The problem, as Justice Elena Kagan noted in dissent, is that the various distinctions drawn by the Court — especially between agencies with a single director like the CFPB and powerful multi-member commissions like the FCC — appear utterly contrived relative to the principle of absolute presidential control the majority claims to be vindicating. The dissent would have afforded Congress’s choice to limit removal of the CFPB director significantly more deference, consistent with the Court’s past precedents.
Whether last week’s departure from those precedents is an anomaly or harbinger of the future remains to be seen. At least two justices in the majority, Clarence Thomas and Neil Gorsuch, would clearly like to go much farther. This is by now a familiar story — from campaign finance, to voting rights, to the role of labor unions — narrow opinions from the Roberts Court are often precursors to much more sweeping ones.
Repeating the pattern here would be a profound mistake. It is not that checks on presidential power are an unalloyed good. The majority is correct that principles of democratic accountability require the president to have significant control over most executive branch operations. But there are other values at stake, including the evenhanded application of the law free from political favoritism and self-dealing and respect for nonpartisan professionalism and expertise. In particular, the requirement that Congress justify its own investigatory efforts in reference to a specific legislative purpose established yesterday in Trump v. Mazars underscores the need to have effective independent regulators within the executive branch who can hold everyone, up to and including the president, accountable for misconduct that violates existing laws.

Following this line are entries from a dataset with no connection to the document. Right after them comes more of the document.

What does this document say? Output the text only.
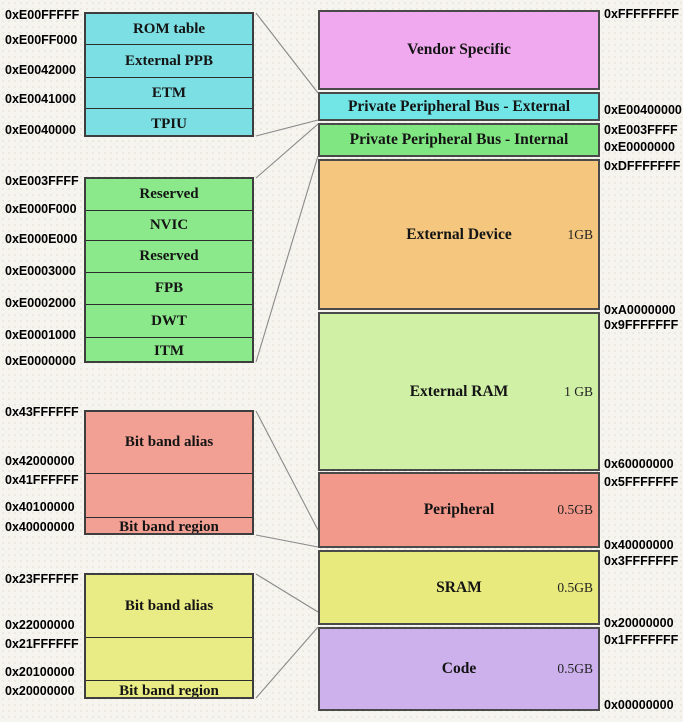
ROM table
External PPB
ETM
TPIU
0xE00FFFFF
0xE00FF000
0xE0042000
0xE0041000
0xE0040000
Reserved
NVIC
Reserved
FPB
DWT
ITM
0xE003FFFF
0xE000F000
0xE000E000
0xE0003000
0xE0002000
0xE0001000
0xE0000000
Bit band alias
Bit band region
0x43FFFFFF
0x42000000
0x41FFFFFF
0x40100000
0x40000000
Bit band alias
Bit band region
0x23FFFFFF
0x22000000
0x21FFFFFF
0x20100000
0x20000000
Vendor Specific
Private Peripheral Bus - External
Private Peripheral Bus - Internal
External Device	1GB
External RAM	1 GB
Peripheral	0.5GB
SRAM	0.5GB
Code	0.5GB
0xFFFFFFFF
0xE00400000
0xE003FFFF
0xE0000000
0xDFFFFFFF
0xA0000000
0x9FFFFFFF
0x60000000
0x5FFFFFFF
0x40000000
0x3FFFFFFF
0x20000000
0x1FFFFFFF
0x00000000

The Constitution assigns primary responsibility for weighing such competing considerations to Congress, which for all its flaws is far more attuned than the judiciary to the practical realities of governing. Yet all too often, the Roberts Court has been willing to set aside legislative judgments on such matters in service to various long-term goals of the conservative legal movement, of which the unitary executive is one. The case for a more nuanced approach, one that affords much greater deference to congressional efforts to check presidential power, has never been better.